Say I calculate 4 losses for each batch as shown below:
losses_list = []
some_losses_fns = [loss_fn1,loss_fn2,loss_fn3,loss_fn4]
for loss_fn in some_losses_fns:
# assume loss is computed
loss = loss_fn(preds, true_labels)
losses_list.append(loss.item())
average_loss = torch.cat(losses_list).mean()
average_loss.requires_grad_()
Are the gradients of the losses going to be backpropagated properly if when I call .item() on them and then call requires_grad_() on the average loss?
I am trying to reduce the memory footprint of my model and I found this suggestion online but I wanted to double check whether it is legit. Any other suggestions? Maybe del the loss variable after it is appended to the losses_list?
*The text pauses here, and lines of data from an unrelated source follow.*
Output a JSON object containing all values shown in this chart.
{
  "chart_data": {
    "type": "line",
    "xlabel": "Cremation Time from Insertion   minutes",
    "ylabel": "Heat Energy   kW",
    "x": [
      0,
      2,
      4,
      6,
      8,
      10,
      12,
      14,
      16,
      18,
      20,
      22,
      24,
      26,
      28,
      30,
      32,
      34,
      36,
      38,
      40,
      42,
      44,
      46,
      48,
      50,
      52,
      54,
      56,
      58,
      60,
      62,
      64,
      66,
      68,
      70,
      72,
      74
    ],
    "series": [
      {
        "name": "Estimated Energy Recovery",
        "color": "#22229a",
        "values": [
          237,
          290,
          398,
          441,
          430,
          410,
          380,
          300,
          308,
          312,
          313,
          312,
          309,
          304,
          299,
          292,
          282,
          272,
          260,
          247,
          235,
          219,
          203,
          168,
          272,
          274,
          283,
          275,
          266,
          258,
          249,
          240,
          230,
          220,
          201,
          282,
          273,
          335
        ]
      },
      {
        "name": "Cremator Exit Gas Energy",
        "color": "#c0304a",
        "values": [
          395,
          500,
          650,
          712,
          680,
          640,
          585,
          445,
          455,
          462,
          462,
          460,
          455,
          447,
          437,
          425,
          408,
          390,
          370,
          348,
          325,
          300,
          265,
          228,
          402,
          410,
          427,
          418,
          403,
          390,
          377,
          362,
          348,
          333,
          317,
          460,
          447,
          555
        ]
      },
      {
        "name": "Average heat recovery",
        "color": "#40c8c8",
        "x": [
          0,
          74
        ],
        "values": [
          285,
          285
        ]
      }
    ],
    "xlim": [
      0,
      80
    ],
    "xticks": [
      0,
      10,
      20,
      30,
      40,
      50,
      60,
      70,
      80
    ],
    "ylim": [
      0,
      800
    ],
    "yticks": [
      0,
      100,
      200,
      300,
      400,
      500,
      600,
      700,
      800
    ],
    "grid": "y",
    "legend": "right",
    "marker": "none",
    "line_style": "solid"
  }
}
In short, it won’t work using item. You need to keep tensors all along, else you’ll lose the computational graph (DAG) which is used by the autograd when calling backward (see autograd mechanism in the doc). item() method return a standard python number, which is indeed not compatible with backward.
You can safely use del on the loss after it is appended to the losses_list, but my guess is you won’t notice any significant change in memory footprint.
I don’t see any way to reduce the memory footprint on this part of your code.
Regards,
Thomas
[Edit] By the way, look to the documentation for the item method, it clearly states “This operation is not differentiable.”